The longitudinal building contains on the ground floor, apartments of various sizes which have direct access to private gardens. On the first level, duplex apartments are located whose entrances are located on the ground floor. The first floor houses the bedrooms, a bay window and a sanitary core. An attic accommodates the kitchen above the sanitary unit (toilets, lavatories and bathroom). Facing east, the dining space is located. The living room is situated due north but receives light directly from east/west and indirectly from the south. A gallery (mezzanine floor) is located above the kitchen box. Situated to the south of the attic floor, is a terrace and winter garden (sun space) whose volume extends partially to the bedrooms level below. The individual roofs are a close derivation of a half cone. This specific roof shape optimises the passive solar gain while it minimises the shadow cast behind the roof when the sun’s rays are at low incident angles. This exposure to the sun symbolises an “open Architecture” with all the resulting qualities attributed to daylight. For further optimisation of the passive solar yield, the winter gardens are slightly rounded, skewed to the exact south and cantilevered to the south and west.

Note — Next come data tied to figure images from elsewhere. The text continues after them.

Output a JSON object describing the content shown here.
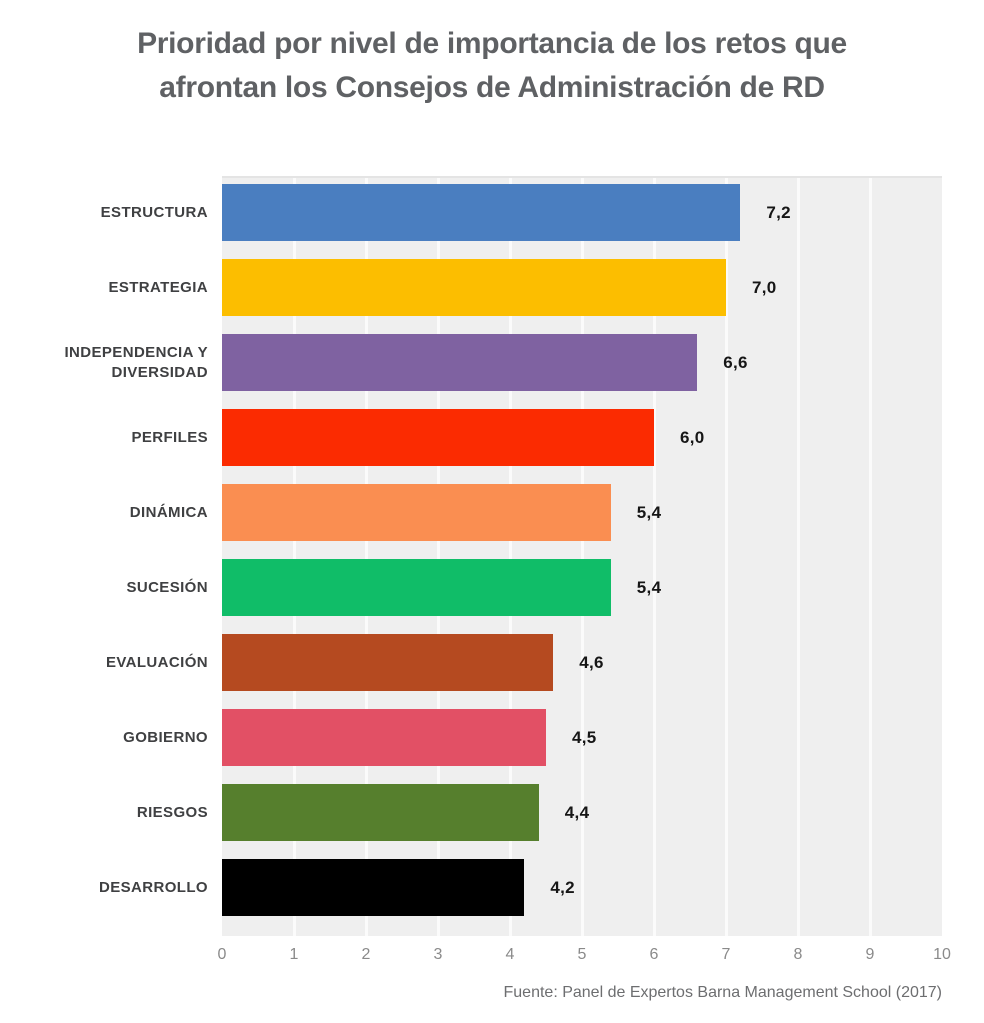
{
  "title": {
    "line1": "Prioridad por nivel de importancia de los retos que",
    "line2": "afrontan los Consejos de Administración de RD"
  },
  "chart_data": {
    "type": "bar",
    "orientation": "horizontal",
    "title": "Prioridad por nivel de importancia de los retos que afrontan los Consejos de Administración de RD",
    "categories": [
      "ESTRUCTURA",
      "ESTRATEGIA",
      "INDEPENDENCIA Y DIVERSIDAD",
      "PERFILES",
      "DINÁMICA",
      "SUCESIÓN",
      "EVALUACIÓN",
      "GOBIERNO",
      "RIESGOS",
      "DESARROLLO"
    ],
    "values": [
      7.2,
      7.0,
      6.6,
      6.0,
      5.4,
      5.4,
      4.6,
      4.5,
      4.4,
      4.2
    ],
    "value_labels": [
      "7,2",
      "7,0",
      "6,6",
      "6,0",
      "5,4",
      "5,4",
      "4,6",
      "4,5",
      "4,4",
      "4,2"
    ],
    "bar_colors": [
      "#4a7ec0",
      "#fcbe00",
      "#7f62a1",
      "#fb2b01",
      "#fa8e51",
      "#10bd68",
      "#b54a20",
      "#e25065",
      "#567f2d",
      "#000000"
    ],
    "xlabel": "",
    "ylabel": "",
    "xlim": [
      0,
      10
    ],
    "x_ticks": [
      "0",
      "1",
      "2",
      "3",
      "4",
      "5",
      "6",
      "7",
      "8",
      "9",
      "10"
    ],
    "grid": true,
    "plot_background": "#efefef",
    "gridline_color": "#fbfbfb",
    "legend": "none"
  },
  "source": "Fuente: Panel de Expertos Barna Management School (2017)"
}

The northern part of the project along the main road is a separate building which houses office spaces. Unlike the passive solar use of the housing units, this structure is oriented to the north in order to receive the homogeneous north light. The closed pitched roof surface facing south accommodates the solar hot water collectors. This surface of collectors substitutes the traditional roofing completely. As an extension of the collector’s surface, photovoltaic panels form a cantilevered canopy to protect the glazed north facade from weathering.
Considering the already mentioned plot configurations, an intuitive energy concept was initially adopted, which intends several strategies based on previous experiences. This basic design was then checked with a computer simulation program (TAS). Compared to the basic design, various improvements or savings were tested. The various energy consumption options were calculated. Based on the tender documents of the whole project, bids from manufacturing firms were received. It became possible to compare the computer results according to their respective initial costs and redemption period. The cost factor helped precise decision-making.

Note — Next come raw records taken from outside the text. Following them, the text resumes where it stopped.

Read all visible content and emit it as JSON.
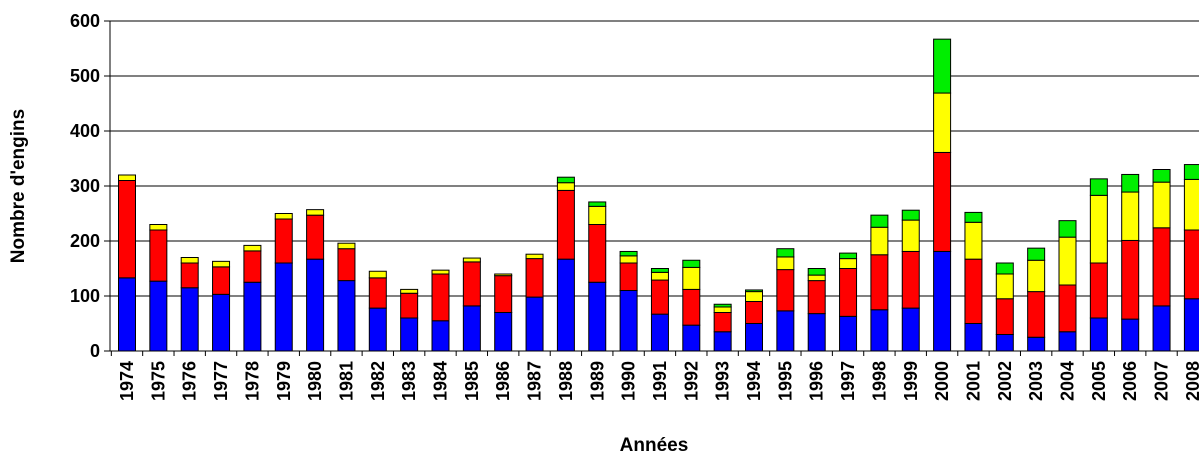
{
  "chart_data": {
    "type": "bar",
    "stacked": true,
    "xlabel": "Années",
    "ylabel": "Nombre d'engins",
    "ylim": [
      0,
      600
    ],
    "yticks": [
      0,
      100,
      200,
      300,
      400,
      500,
      600
    ],
    "grid": true,
    "legend": "none",
    "categories": [
      "1974",
      "1975",
      "1976",
      "1977",
      "1978",
      "1979",
      "1980",
      "1981",
      "1982",
      "1983",
      "1984",
      "1985",
      "1986",
      "1987",
      "1988",
      "1989",
      "1990",
      "1991",
      "1992",
      "1993",
      "1994",
      "1995",
      "1996",
      "1997",
      "1998",
      "1999",
      "2000",
      "2001",
      "2002",
      "2003",
      "2004",
      "2005",
      "2006",
      "2007",
      "2008"
    ],
    "series": [
      {
        "color": "#0000ff",
        "values": [
          133,
          127,
          115,
          103,
          125,
          160,
          167,
          128,
          78,
          60,
          55,
          82,
          70,
          98,
          167,
          125,
          110,
          67,
          47,
          35,
          50,
          73,
          68,
          63,
          75,
          78,
          181,
          50,
          30,
          25,
          35,
          60,
          58,
          82,
          95
        ]
      },
      {
        "color": "#ff0000",
        "values": [
          177,
          93,
          45,
          50,
          57,
          80,
          80,
          58,
          55,
          45,
          85,
          80,
          67,
          70,
          125,
          105,
          50,
          62,
          65,
          35,
          40,
          75,
          60,
          87,
          100,
          103,
          180,
          117,
          65,
          83,
          85,
          100,
          143,
          142,
          125
        ]
      },
      {
        "color": "#ffff00",
        "values": [
          10,
          10,
          10,
          10,
          10,
          10,
          10,
          10,
          12,
          7,
          7,
          7,
          3,
          8,
          14,
          33,
          13,
          14,
          40,
          10,
          18,
          23,
          10,
          18,
          50,
          57,
          108,
          67,
          45,
          57,
          87,
          123,
          88,
          83,
          92
        ]
      },
      {
        "color": "#00ee00",
        "values": [
          0,
          0,
          0,
          0,
          0,
          0,
          0,
          0,
          0,
          0,
          0,
          0,
          0,
          0,
          10,
          8,
          8,
          7,
          13,
          5,
          3,
          15,
          12,
          10,
          22,
          18,
          98,
          18,
          20,
          22,
          30,
          30,
          32,
          23,
          27
        ]
      }
    ]
  }
}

Thermal insulation is also here the most important starting point for the energy concept. The optimised heat preservation within the building’s shell is supplemented with a central heat recovery system from exhausted air. The horizontal ducting of the automatic ventilation system is located in the basement. From there, the vertical ducts rise through the installation cores and afterwards, they are contained in the false ceiling void above the corridors and sanitary units (toilets, lavatories and bathrooms).
The passive solar gain from the winter garden (sun space) is transferred automatically into the bedrooms and living room through the existing ventilation system in the sun space. Automatic vents and equipment for air circulation provide good protection against overheating in summer.

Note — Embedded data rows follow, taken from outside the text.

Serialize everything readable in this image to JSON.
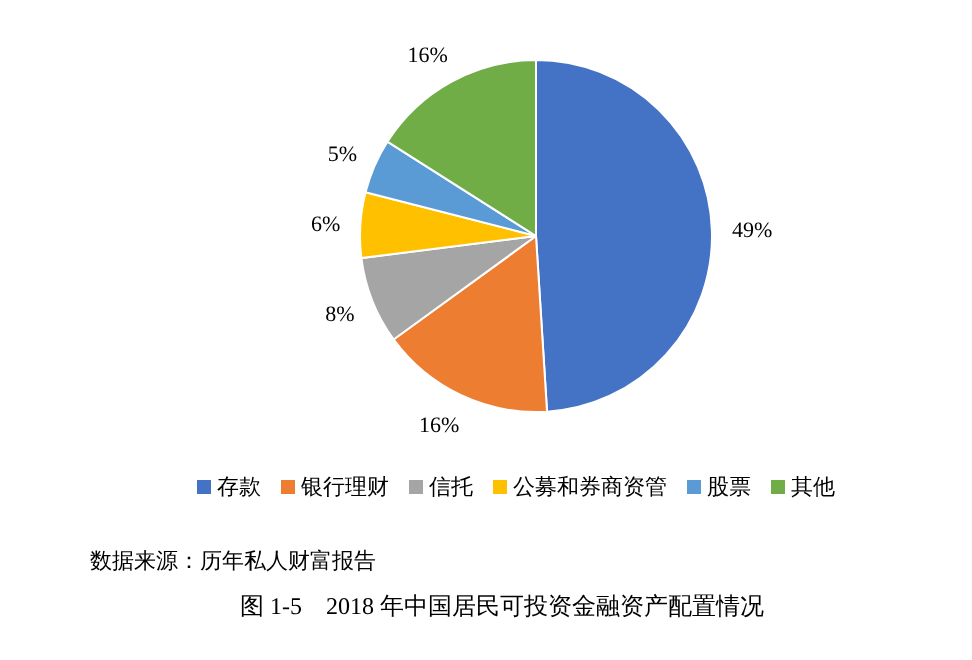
{
  "chart_data": {
    "type": "pie",
    "title": "图 1-5　2018 年中国居民可投资金融资产配置情况",
    "categories": [
      "存款",
      "银行理财",
      "信托",
      "公募和券商资管",
      "股票",
      "其他"
    ],
    "values": [
      49,
      16,
      8,
      6,
      5,
      16
    ],
    "value_labels": [
      "49%",
      "16%",
      "8%",
      "6%",
      "5%",
      "16%"
    ],
    "colors": [
      "#4472c4",
      "#ed7d31",
      "#a5a5a5",
      "#ffc000",
      "#5b9bd5",
      "#70ad47"
    ],
    "legend": "bottom",
    "annotations": [
      "数据来源：历年私人财富报告"
    ]
  }
}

The fresh air intake for the ventilation system is drawn through a 48m long pipe, buried underground, with a diameter of 480mm. When passing through this channel, the air is pre-heated in winter and pre-cooled in summer.
The hot water supply is provided in summer almost entirely from the solar hot water collectors (56m² flat collectors, 1,500 litres buffer water storage tank and 500 litres non-potable water storage). Thanks to the substitution of the traditional roofing and the sub-construction for the collectors as well as the use of large collectors (12m²) and a generous public subsidy (25% of the initial cost), the redemption period is expected to be reduced to less than 4 years.
The remaining energy needed for space heating (for example 18.4 kWh/m²/a for the duplexes) is supplied from the district heat main line of Vienna which uses almost entirely recovered heat).
The photovoltaic panels in the form of a canopy function optimally since their underside surface is ventilated. They supply more than double the additional electrical power needed for the alternative heating systems (pumps and ventilators).
Due to the unfavourable orientation of the plot and also the fact that the south side is the shortest, the collector roof and the photo-voltaic canopy exploit the incident sunlight as much as possible, for the energy gain for the housing units. This light would have been otherwise wasted on the street asphalt to the north.
Other utility services
Rainfall is collected in a cistern in order to be used for toilets and for watering plants. Potable water and the remaining electrical power needed are supplied from the public main lines. Discharge from toilets is channelled in the public sewage system.